Privilege is a special right, advantage, or immunity granted or available only to a


particular person or group of people. Oppression is the state of being subject to unjust treatment
or control. Power in terms of race is the ability to direct or influence the behavior of others or the
course of certain events. Asian Americans have privilege in society other than whites because
they are viewed as highly intelligent people who can hold down a job, start businesses and work
their way up from nothing. They have better educational opportunities and job opportunities.
Compared to blacks and latinos, asian americans have more privileges because their skin is of a
lighter complexion.

“Colorblindness” is not the solution to dealing with race because it is not addressing the
underlying issue of racial inequality. Rather than trying to deal with the problem and and ask
honest questions of how color blindness is affecting non-white people; White people choose to
ignore it and see it as an illusion where everyone is treated the same, having the same treatment
with law enforcement, the legal field, health care, and job opportunities.

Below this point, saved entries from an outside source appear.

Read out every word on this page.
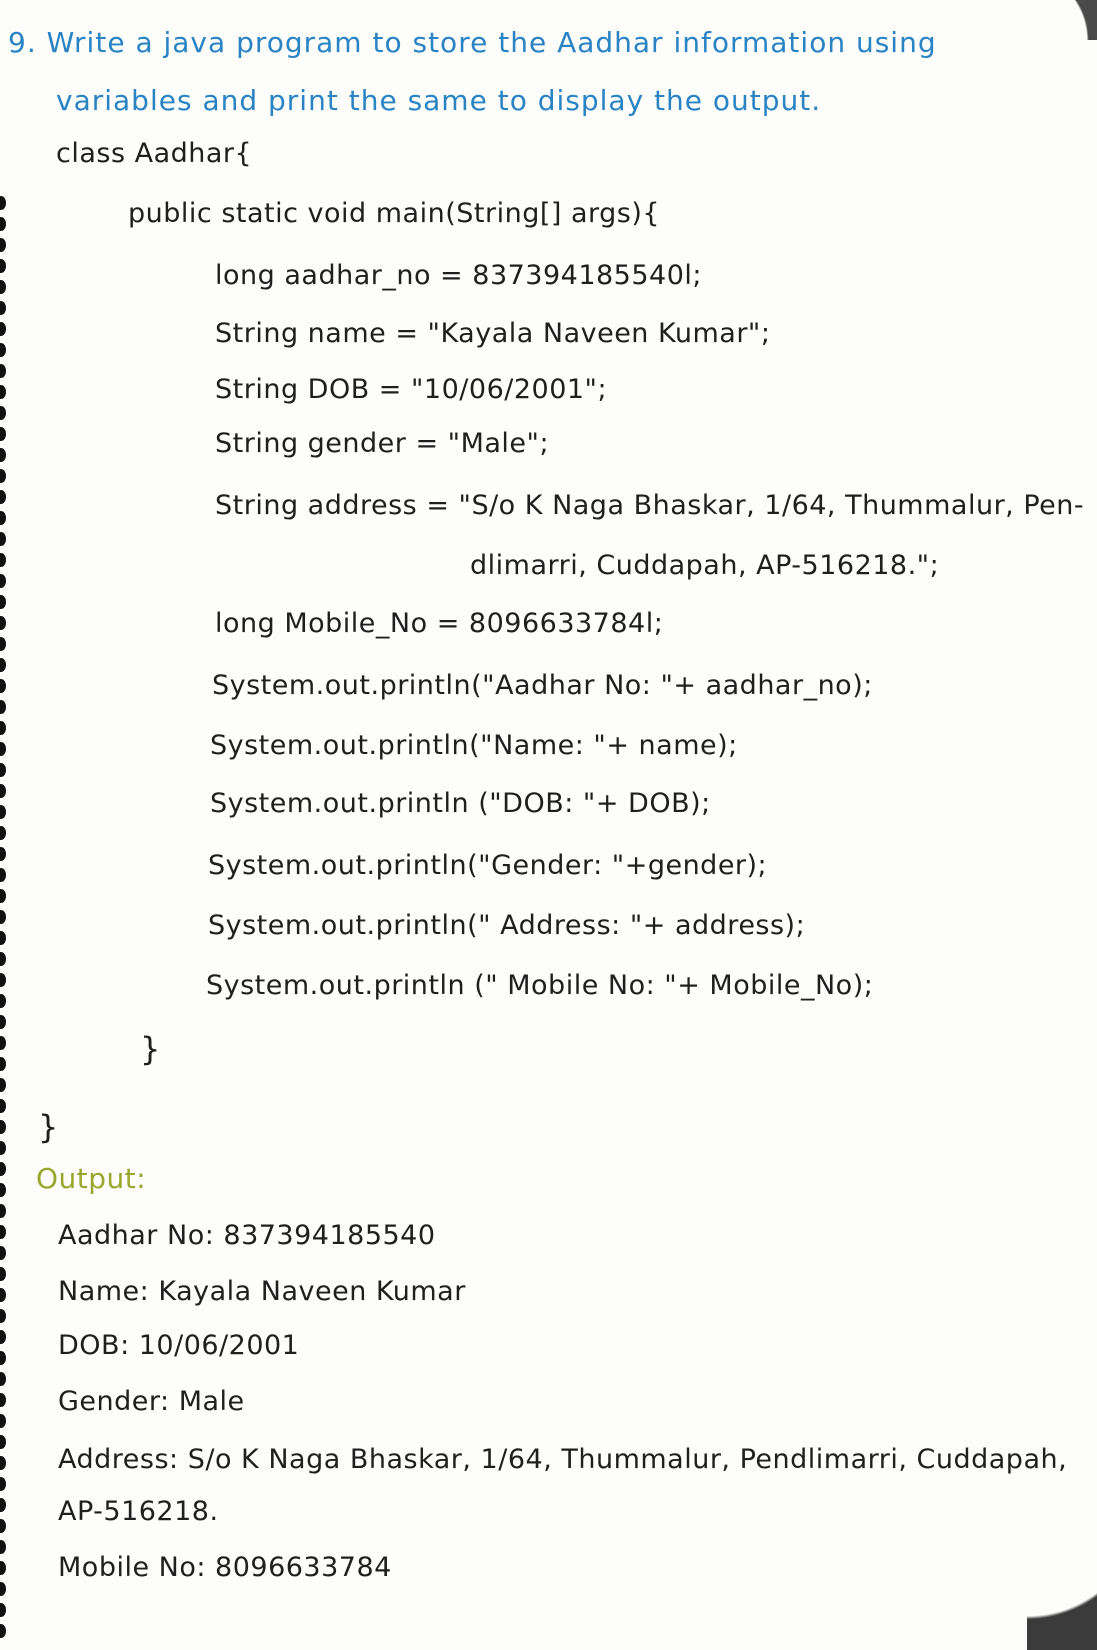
9. Write a java program to store the Aadhar information using
variables and print the same to display the output.
class Aadhar{
public static void main(String[] args){
long aadhar_no = 837394185540l;
String name = "Kayala Naveen Kumar";
String DOB = "10/06/2001";
String gender = "Male";
String address = "S/o K Naga Bhaskar, 1/64, Thummalur, Pen-
dlimarri, Cuddapah, AP-516218.";
long Mobile_No = 8096633784l;
System.out.println("Aadhar No: "+ aadhar_no);
System.out.println("Name: "+ name);
System.out.println ("DOB: "+ DOB);
System.out.println("Gender: "+gender);
System.out.println(" Address: "+ address);
System.out.println (" Mobile No: "+ Mobile_No);
}
}
Output:
Aadhar No: 837394185540
Name: Kayala Naveen Kumar
DOB: 10/06/2001
Gender: Male
Address: S/o K Naga Bhaskar, 1/64, Thummalur, Pendlimarri, Cuddapah,
AP-516218.
Mobile No: 8096633784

Whites began to protest in the “tea party” because they felt they were losing their small sense
political power; claiming that they “want their country back” because a black man was elected
president and taxes were too high. They did not want to pay the same taxes that non-whites had
to pay, stating that they wanted to go back to a simpler time; before blacks had rights and equal
opportunities. Whites used this protest to manipulate the government to gain momentum over
non-whites by acting in their selfish interest to get their way.